Change One Thing, Then Try Again
After looking, change just one thing and build again. Atlas only swapped in bigger, wider bottom blocks, and the new tower stood up. Because he changed one thing, he knew that wider blocks were the fix. If you change everything at once, you cannot tell which change helped. The try, look, fix, and try again loop is how engineers slowly turn a wobbly idea into something that works.
Worked examples
Atlas built a tall tower and it crashed to the ground. What does he do step by step?
- Look closely at the fallen tower to find the problem.
- Notice the bottom blocks were too small and wobbly.
- Change one thing: put bigger, wider blocks on the bottom.
- Try again by building the tower a second time and watch it stand.
Answer: With wider bottom blocks, the tower stands up and does not fall, because a wider base is steadier.
Activity
Sort each picture into the right step: Try, Look, or Fix.
Practice
Describe a time something you built broke and what you looked at.

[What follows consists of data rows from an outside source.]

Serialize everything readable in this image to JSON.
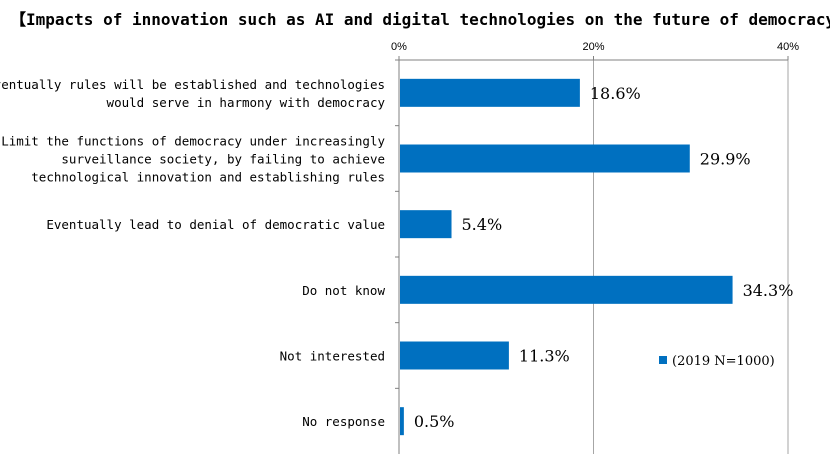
{
  "chart_data": {
    "type": "bar",
    "orientation": "horizontal",
    "title": "【Impacts of innovation such as AI and digital technologies on the future of democracy】",
    "categories": [
      [
        "Eventually rules will be established and technologies",
        "would serve in harmony with democracy"
      ],
      [
        "Limit the functions of democracy under increasingly",
        "surveillance society, by failing to achieve",
        "technological innovation and establishing rules"
      ],
      [
        "Eventually lead to denial of democratic value"
      ],
      [
        "Do not know"
      ],
      [
        "Not interested"
      ],
      [
        "No response"
      ]
    ],
    "series": [
      {
        "name": "(2019 N=1000)",
        "values": [
          18.6,
          29.9,
          5.4,
          34.3,
          11.3,
          0.5
        ],
        "data_labels": [
          "18.6%",
          "29.9%",
          "5.4%",
          "34.3%",
          "11.3%",
          "0.5%"
        ]
      }
    ],
    "xlim": [
      0,
      40
    ],
    "xticks": [
      0,
      20,
      40
    ],
    "xtick_labels": [
      "0%",
      "20%",
      "40%"
    ],
    "axis_position": "top",
    "grid": true,
    "legend_position": "bottom-right",
    "colors": {
      "bar": "#0070C0",
      "grid": "#A6A6A6",
      "axis": "#808080"
    }
  }
}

Name the three steps in order: try, look, and fix.
Common mistakes to avoid
- If a build breaks, you should throw it away.Looking at a broken build first tells you why it failed so you can fix it.
- You should change every part at once to fix it.Changing one thing at a time shows you which change actually made the build better.
Check your understanding
Atlas built a bridge out of cardboard and it bent in the middle. What should Atlas do FIRST?
After looking at a broken build, Atlas wants to make it better. What is the BEST next step?
Mia's toy ramp is tilted too much and the ball shoots right off the end. Mia makes the ramp less tilted. Which step is she doing?
Recap
When a build falls, builders do not give up. They try, then look closely to find what went wrong, then change one thing, then try again. Looking is how you learn, and changing one thing at a time shows which fix worked. A fall is not failing, it is a clue that helps you get better.
Reflect
How does looking at a broken build help you fix it?